Si la disparition de Saint Augustin est marquée par la fin de l’antiquité romaine en Afrique sous le joug des envahisseurs vandales, Ibn Khaldoun tente l’Orient comme ultime destinée pour se rapprocher du levant; au Caire loin des tumultueuses tribus maghrébines, où il résida jusqu’à la fin de sa vie. Il a été enterré dans le cimetière des Soufis du Caire en signe d’ultime étape d’un parcours semé de vicititudes politiques. Deux parcours qui témoignent de la pesanteur l’histoire de l’Afrique du Nord entre-nouée par le cynisme politique de l’un et de la grâce divine de l’autre.

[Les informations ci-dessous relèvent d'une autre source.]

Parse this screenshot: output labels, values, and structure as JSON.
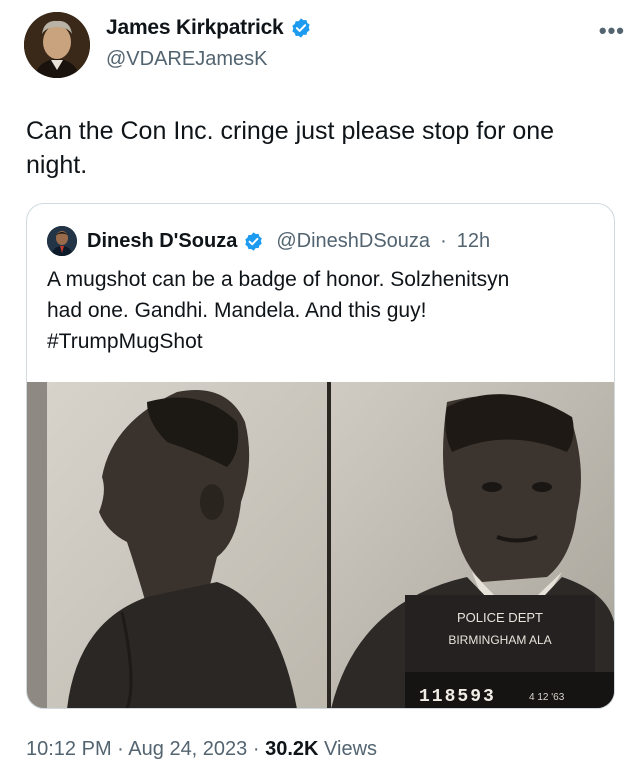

En définitive, l’enchaînement de l’histoire totale ne peut gommer la hantise de la langue berbère comme mode d’expression d’une grande culture. La maltraitance du terroir tant linguistique que social par ces deux grands penseurs de l’universel ne peut cacher le dilemme linguistique auquel nous sommes toujours confrontés depuis les choix opérés par Massinissa en optant pour le punique et le « grec » comme langues de l’Etat numide.
Même Apulée de Madaure ne put s’empêcher de célébrer la culture gréco-latine en fustigeant l’entremêlement punique du pauvre Emilianus. A certains égards cela ressemble à l’outrecuidance affichée sans gêne par l’élite maghrébine actuelle qui se pourfend dans une calamiteuse aliénation culturelle.

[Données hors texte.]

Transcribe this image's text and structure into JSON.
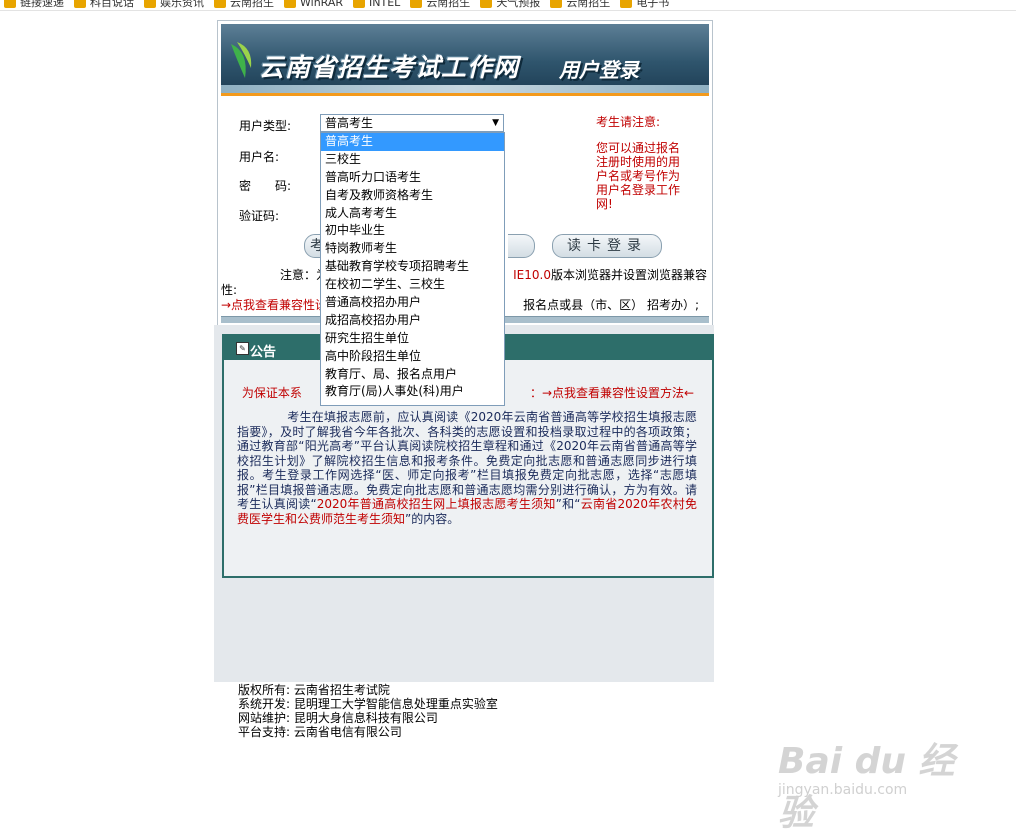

Comme indue, l’acculturation n’est pas seulement un phénomène linguistique, elle est avant tout un système qui régit le comportement des individus pris dans un milieu social qui inventorie des signes de reconnaissance ou tout au plus l’adhésion à des archétypes communément admis. De ce fait, il semble que ce sont deux mondes qui se sont succédé depuis la bataille de Zama et peut-être un peu avant l’incommodant Hierbas.
Le mal est si profond et nous ne sommes pas sûrs que la sauvegarde de la langue berbère puisse remonter le temps de l’histoire. En signe d’optimisme restons vigilants tout en méditant sur la remarque suivante de G. Camps: « Le premier mérite du règne (de Massinissa) fut d’avoir effectivement participé à la défaite de Carthage, ce qui eut pour l’Afrique berbère des conséquences heureuses. Si syphax avait été vainqueur il serait un client de Carthage qui aurait plus que jamais étroitement contrôlé le
littoral de l’Afrique du Nord poursuivant cette oeuvre d’isolement qui avait écarté Grecs et Italiens de la Berbérie. » Hein! c’est un peu plus sérieux en matière de prospective géopolitique des Etats nationaux du Maghreb que les élucubrations idéologiques de quelques apprentis commentateurs.
F. H.
Références:
G. Camps, Aux orignes de la Berbérie. Massinissa ou le début de l’histoire, Libyca Tome VIII, Alger, 1960.
P. Corneille, Sophonisbe, TPR, la Chaux-de-Fonds, Suisse, 1981.
St. Gsell, l’histoire de l’Afrique du Nord, les royaumes indigènes, Tome V, Librairie Hachette, Paris, 1927.
E. Harrouch, Elitta et Iarba’l, Elissa et Ierbas, l’Hymen de la ruse et de la force, Editions l’Harmattan, Paris, 2006
Ibn Khaldoun, Autobiographie, Editions CNPARH, Alger, 2008.
Saint Augustin, La cité de Dieu, Editions Desclée de Brouwer, Paris, 1959.